TEMOIGNAGES : (Résumé)

Collectif contre les lois Perben-Sarkozy :

Avec ces lois, des populations entières sont considérées par l’Etat comme potentiellement délinquantes et les Travailleurs Sociaux sont sommés de se comporter en auxiliaires de police, en délateurs. Certains, qui refusent de transmettre certaines données informatiques et entrent en résistance contre les dérives sécuritaires, sont déjà sanctionnés (exemple : 68 travailleurs sociaux du Puy de Dôme sont menacés de suspension par le Conseil Général en septembre).

Comité-anti-répression : dans des secteurs apparemment protégés comme l’Education Nationale, se développent des pratiques de harcèlement et ou de mise en accusation de personnel. Le comité qui vient de se créer revendique d’avoir effectué les mêmes actes que ceux qui sont opposés à leurs collégues.

Faucheurs volontaires d’OGM : afin d’alerter la population sur le développement et les dangers des plantations de plants transgéniques, les participants aux actions de destruction de cultures OGM se déclarent collectivement responsables de ces actes (par une auto-dénonciation) ,devant la justice. Mais la répression devenant de + en + violente, certains se sentent contraints d’agir de façon clandestine, la nuit.

La Cimade : En ce qui concerne l’immigration, face à un Etat de plus en plus policier, nous sommes contraints de désobéir à des lois injustes (qui bafouent les Déclarations Universelles des Droits de l’Homme, la séparation des pouvoirs...) donc défense d’un Etat de Droit.
Résurgence, il y a 20 ans , contre les lois Pasqua, tentait de répondre à l’urgence.

A noter le Manifeste des Délinquants de la Solidarité face à la criminalisation de toute aide à l’immigration irrégulière ainsi que l’Observatoire sur les Violences Policières crée avec le MRAP et la LDH.

Ligue des Droits de l’Homme : La Ligue a une longue tradition de résistance civile (affaire Dreyfus) et ces dernières années a crée l’Observatoire des violences Policières, mené des actions pour réquisitionner des logements vacants au bénéfice de familles mises à la rue, lutté pour le droit au stationnement des gens du voyage contre des maires hors-la-loi.

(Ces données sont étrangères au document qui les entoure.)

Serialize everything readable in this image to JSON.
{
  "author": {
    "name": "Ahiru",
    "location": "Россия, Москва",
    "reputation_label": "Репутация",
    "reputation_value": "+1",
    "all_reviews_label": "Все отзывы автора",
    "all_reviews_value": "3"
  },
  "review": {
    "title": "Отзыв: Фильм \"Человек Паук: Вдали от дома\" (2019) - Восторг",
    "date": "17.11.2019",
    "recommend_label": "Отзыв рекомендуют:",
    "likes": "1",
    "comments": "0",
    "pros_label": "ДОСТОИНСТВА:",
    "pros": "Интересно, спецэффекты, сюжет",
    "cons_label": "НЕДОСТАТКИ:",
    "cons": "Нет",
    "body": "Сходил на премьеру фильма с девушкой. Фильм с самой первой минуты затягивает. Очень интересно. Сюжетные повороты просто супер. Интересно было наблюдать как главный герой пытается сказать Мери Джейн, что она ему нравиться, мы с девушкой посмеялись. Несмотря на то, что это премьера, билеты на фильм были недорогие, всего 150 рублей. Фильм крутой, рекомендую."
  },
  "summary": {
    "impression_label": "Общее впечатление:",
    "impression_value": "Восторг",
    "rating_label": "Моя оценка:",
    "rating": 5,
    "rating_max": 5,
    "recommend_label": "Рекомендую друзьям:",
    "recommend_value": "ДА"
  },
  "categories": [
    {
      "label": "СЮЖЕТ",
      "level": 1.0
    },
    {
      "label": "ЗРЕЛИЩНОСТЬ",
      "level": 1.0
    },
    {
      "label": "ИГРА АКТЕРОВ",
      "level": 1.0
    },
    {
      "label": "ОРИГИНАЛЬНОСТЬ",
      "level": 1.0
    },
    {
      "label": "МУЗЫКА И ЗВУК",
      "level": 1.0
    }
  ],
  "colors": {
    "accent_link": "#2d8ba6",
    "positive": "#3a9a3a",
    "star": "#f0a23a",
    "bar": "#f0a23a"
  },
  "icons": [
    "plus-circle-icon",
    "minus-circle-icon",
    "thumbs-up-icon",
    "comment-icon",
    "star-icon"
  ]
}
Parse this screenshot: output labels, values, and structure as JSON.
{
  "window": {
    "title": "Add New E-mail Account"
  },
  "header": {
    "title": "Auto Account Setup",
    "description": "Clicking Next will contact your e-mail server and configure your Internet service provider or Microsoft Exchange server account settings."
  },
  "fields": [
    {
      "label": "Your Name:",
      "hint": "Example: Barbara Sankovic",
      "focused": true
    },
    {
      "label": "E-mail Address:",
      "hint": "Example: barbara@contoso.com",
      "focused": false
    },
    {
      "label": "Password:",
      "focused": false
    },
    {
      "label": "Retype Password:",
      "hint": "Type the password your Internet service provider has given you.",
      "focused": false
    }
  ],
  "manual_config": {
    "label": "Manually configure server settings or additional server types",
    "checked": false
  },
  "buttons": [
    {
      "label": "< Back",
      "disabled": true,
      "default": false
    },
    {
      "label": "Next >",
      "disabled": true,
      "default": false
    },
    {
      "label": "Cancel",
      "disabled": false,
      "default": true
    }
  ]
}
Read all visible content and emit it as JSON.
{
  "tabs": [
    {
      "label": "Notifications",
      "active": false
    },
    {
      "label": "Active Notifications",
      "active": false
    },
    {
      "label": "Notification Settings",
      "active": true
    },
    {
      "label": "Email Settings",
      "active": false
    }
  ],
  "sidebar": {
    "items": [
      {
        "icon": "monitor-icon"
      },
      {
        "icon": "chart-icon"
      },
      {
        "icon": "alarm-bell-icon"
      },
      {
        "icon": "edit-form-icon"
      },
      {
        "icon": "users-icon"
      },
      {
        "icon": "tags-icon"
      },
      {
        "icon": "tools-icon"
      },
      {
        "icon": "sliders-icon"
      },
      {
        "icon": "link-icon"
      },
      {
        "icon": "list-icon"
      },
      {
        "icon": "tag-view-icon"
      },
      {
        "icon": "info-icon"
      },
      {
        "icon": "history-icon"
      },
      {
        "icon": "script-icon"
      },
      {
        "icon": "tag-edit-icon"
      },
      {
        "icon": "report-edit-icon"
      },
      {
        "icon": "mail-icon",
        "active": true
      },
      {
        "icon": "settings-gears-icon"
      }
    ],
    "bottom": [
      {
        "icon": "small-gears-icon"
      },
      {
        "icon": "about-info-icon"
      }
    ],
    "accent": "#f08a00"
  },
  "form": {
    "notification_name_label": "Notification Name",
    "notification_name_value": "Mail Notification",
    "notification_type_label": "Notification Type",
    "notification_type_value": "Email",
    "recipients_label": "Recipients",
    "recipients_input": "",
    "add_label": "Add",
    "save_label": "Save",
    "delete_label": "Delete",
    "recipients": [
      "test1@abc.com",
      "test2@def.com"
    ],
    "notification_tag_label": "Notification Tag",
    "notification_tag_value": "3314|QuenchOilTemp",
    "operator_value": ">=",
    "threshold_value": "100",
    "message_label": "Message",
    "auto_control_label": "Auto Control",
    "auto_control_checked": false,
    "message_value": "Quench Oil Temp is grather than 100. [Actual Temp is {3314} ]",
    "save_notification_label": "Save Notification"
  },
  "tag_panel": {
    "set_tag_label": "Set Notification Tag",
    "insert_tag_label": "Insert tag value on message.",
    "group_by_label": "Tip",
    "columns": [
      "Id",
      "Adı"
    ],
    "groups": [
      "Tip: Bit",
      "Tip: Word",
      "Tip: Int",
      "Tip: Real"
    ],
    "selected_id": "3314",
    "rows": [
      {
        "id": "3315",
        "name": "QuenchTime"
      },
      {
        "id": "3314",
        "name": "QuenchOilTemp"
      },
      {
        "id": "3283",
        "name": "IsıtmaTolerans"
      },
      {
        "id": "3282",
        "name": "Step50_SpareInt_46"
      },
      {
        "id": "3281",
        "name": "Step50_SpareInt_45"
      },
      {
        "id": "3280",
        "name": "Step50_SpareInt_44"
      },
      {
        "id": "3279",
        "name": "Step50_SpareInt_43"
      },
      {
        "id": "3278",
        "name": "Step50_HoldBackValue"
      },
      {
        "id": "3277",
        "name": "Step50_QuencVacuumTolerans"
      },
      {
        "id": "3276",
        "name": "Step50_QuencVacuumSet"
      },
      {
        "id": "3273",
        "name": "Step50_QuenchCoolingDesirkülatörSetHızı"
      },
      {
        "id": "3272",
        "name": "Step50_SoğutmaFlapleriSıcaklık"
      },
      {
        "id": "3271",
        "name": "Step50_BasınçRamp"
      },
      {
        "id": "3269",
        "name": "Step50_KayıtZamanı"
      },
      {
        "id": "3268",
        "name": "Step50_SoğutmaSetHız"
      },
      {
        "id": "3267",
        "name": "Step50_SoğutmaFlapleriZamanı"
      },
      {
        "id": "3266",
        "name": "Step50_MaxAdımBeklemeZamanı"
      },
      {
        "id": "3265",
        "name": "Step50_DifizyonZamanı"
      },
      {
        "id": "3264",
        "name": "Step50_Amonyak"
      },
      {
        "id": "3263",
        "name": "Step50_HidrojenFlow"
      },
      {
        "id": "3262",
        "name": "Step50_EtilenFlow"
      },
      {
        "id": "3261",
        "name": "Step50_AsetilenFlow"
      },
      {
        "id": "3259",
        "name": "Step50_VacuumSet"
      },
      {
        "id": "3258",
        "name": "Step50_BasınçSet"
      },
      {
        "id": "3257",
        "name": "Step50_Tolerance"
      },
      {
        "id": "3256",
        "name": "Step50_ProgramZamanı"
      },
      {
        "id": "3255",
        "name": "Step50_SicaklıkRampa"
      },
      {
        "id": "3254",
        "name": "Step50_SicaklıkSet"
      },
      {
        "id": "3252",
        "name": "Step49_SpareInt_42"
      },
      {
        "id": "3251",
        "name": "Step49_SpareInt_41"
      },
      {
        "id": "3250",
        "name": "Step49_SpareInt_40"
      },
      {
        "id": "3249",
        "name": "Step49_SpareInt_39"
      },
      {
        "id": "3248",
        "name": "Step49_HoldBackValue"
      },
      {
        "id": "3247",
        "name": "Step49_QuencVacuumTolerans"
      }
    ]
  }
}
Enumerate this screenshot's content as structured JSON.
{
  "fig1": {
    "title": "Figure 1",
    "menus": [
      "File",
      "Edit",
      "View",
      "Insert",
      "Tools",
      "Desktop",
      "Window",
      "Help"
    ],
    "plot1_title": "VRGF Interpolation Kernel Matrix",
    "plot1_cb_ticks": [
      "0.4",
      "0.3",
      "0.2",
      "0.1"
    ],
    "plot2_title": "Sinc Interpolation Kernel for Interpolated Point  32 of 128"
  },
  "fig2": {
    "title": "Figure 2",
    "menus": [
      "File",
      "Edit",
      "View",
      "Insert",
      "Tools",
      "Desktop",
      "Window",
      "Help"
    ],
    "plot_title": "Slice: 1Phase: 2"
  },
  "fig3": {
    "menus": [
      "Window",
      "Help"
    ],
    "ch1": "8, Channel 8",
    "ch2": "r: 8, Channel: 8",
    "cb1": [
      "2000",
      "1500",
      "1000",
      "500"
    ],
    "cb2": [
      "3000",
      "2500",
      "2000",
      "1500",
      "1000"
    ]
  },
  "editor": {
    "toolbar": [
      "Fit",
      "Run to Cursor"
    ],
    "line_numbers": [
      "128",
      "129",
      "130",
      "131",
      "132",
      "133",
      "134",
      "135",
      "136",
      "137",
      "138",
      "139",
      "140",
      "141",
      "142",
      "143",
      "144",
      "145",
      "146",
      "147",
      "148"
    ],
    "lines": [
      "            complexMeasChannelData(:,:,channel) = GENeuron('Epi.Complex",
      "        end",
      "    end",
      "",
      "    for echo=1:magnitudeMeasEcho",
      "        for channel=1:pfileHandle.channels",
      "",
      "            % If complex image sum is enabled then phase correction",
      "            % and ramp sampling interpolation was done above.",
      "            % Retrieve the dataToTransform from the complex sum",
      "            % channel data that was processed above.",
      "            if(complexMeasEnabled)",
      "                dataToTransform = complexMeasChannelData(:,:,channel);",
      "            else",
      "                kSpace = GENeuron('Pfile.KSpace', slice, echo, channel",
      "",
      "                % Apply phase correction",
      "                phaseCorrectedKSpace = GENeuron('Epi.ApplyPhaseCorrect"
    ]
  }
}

Le Réseau d’Education Sans Frontière : ce réseau crée en 2004 compte aujourd’hui 72 collectifs locaux regroupant chacun de nombreux enseignants, parents d’élèves et autres citoyens. Ces collectifs sont implantés dans de nombreux établissements scolaires et sont capables de se mobiliser dans l’urgence afin d’empêcher des expulsions de familles d’enfants scolarisés. Il y a eu 123.000 signataires de la pétition « nous les prenons sous notre protection », ce qui est de la désobéissance civile. Des reconduites à la frontière ont été empêchées par les mobilisations (centre de rétention, aéroports). Les parrainages ont été très nombreux dans certaines mairies.

DEBATS : (dans l’ordre chronologique)

- Application de la circulaire Sarkozy de juin 06 est totalement arbitraire, c’est une loterie.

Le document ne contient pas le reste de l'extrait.